Oh I have one more interesting question......for the parents who have been divorced for a while and the non-military parent was forced to stay in California because that is where the childs miltary parent was stationed.....can the non-military parent have any grounds to move back to thier orgininal state to be back with their family with the child once the military person announces they are retiring? I think this would fall under a jurisdiction issue and a modification to child custody

Scott Allen Scholl

Scott Allen Scholl

Posted

Remember, "home state" has no connection to "legal residency" (or domicile) of the parents. It is where the child has resided with a parent or a person acting as a parent. Similar terms, different meanings.

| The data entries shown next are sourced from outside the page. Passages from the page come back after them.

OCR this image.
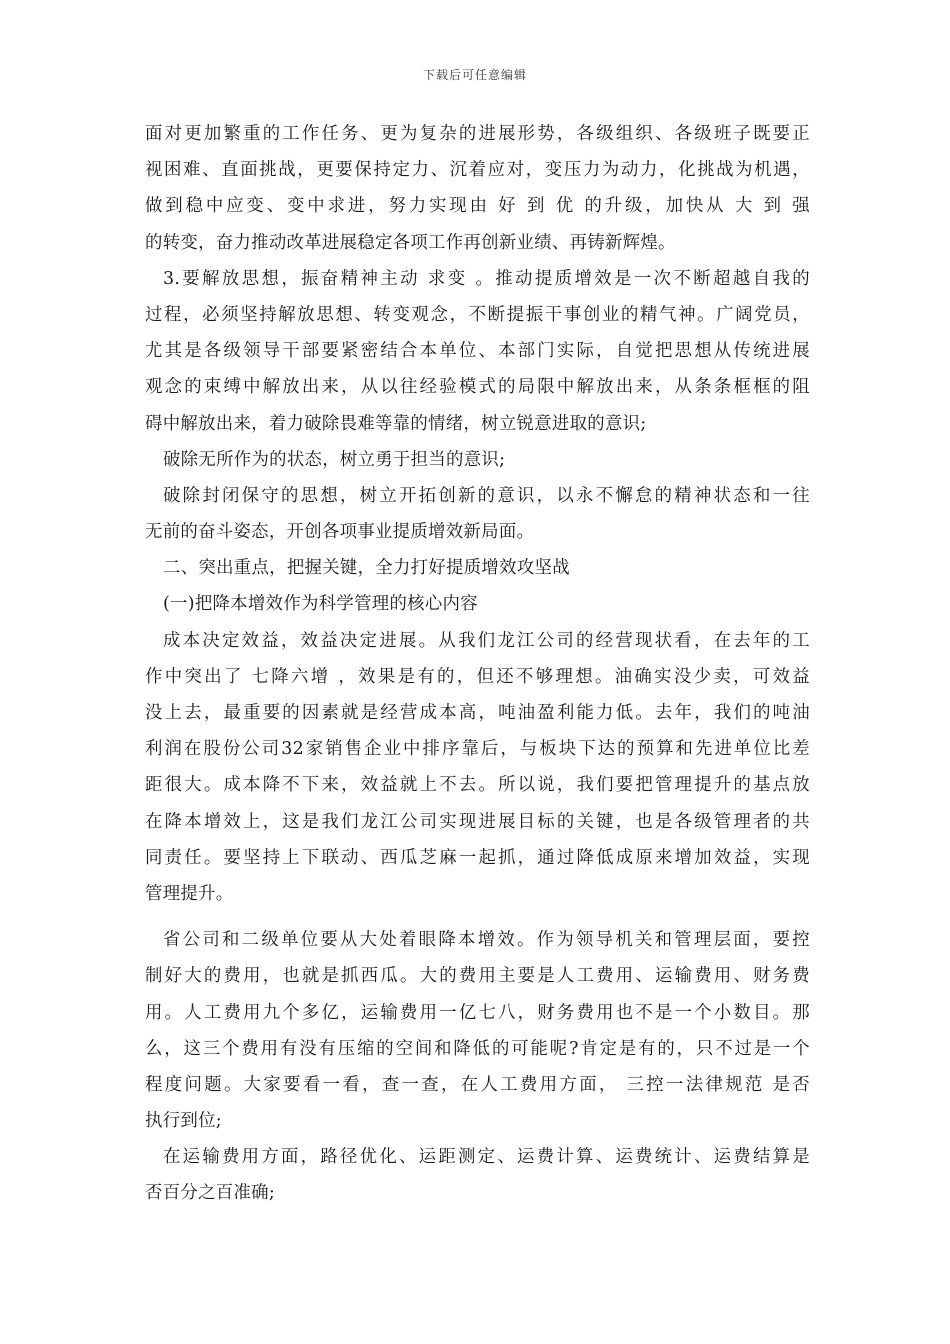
下载后可任意编辑
面对更加繁重的工作任务、更为复杂的进展形势，各级组织、各级班子既要正
视困难、直面挑战，更要保持定力、沉着应对，变压力为动力，化挑战为机遇，
做到稳中应变、变中求进，努力实现由 好 到 优 的升级，加快从 大 到 强
的转变，奋力推动改革进展稳定各项工作再创新业绩、再铸新辉煌。
3.要解放思想，振奋精神主动 求变 。推动提质增效是一次不断超越自我的
过程，必须坚持解放思想、转变观念，不断提振干事创业的精气神。广阔党员，
尤其是各级领导干部要紧密结合本单位、本部门实际，自觉把思想从传统进展
观念的束缚中解放出来，从以往经验模式的局限中解放出来，从条条框框的阻
碍中解放出来，着力破除畏难等靠的情绪，树立锐意进取的意识;
破除无所作为的状态，树立勇于担当的意识;
破除封闭保守的思想，树立开拓创新的意识，以永不懈怠的精神状态和一往
无前的奋斗姿态，开创各项事业提质增效新局面。
二、突出重点，把握关键，全力打好提质增效攻坚战
(一)把降本增效作为科学管理的核心内容
成本决定效益，效益决定进展。从我们龙江公司的经营现状看，在去年的工
作中突出了 七降六增 ，效果是有的，但还不够理想。油确实没少卖，可效益
没上去，最重要的因素就是经营成本高，吨油盈利能力低。去年，我们的吨油
利润在股份公司32家销售企业中排序靠后，与板块下达的预算和先进单位比差
距很大。成本降不下来，效益就上不去。所以说，我们要把管理提升的基点放
在降本增效上，这是我们龙江公司实现进展目标的关键，也是各级管理者的共
同责任。要坚持上下联动、西瓜芝麻一起抓，通过降低成原来增加效益，实现
管理提升。
省公司和二级单位要从大处着眼降本增效。作为领导机关和管理层面，要控
制好大的费用，也就是抓西瓜。大的费用主要是人工费用、运输费用、财务费
用。人工费用九个多亿，运输费用一亿七八，财务费用也不是一个小数目。那
么，这三个费用有没有压缩的空间和降低的可能呢?肯定是有的，只不过是一个
程度问题。大家要看一看，查一查，在人工费用方面， 三控一法律规范 是否
执行到位;
在运输费用方面，路径优化、运距测定、运费计算、运费统计、运费结算是
否百分之百准确;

I understand that the parents may be temporarily away from their legal residences, but that is different from the child temporarily being taken out of the state when residing in that state with a parent. If the child goes from California to spend Christmas with grandparents, the six months does not start over again. The standards for the military members are the same as for everyone. We have a mobile society, and while the military can be ordered to relocate, many do not feel they have an option if their civilian employers want them to transfer (or if they need work and an out of state employer is hiring). The standard for an initial custody award will be the best interests of the child -- which may or may not mean custody goes with a parent that will soon relocate. The standard for a modification is different, in that you must show a material change of circumstances. That is difficult to do if your allegations is that things are still the same and haven't gotten any better.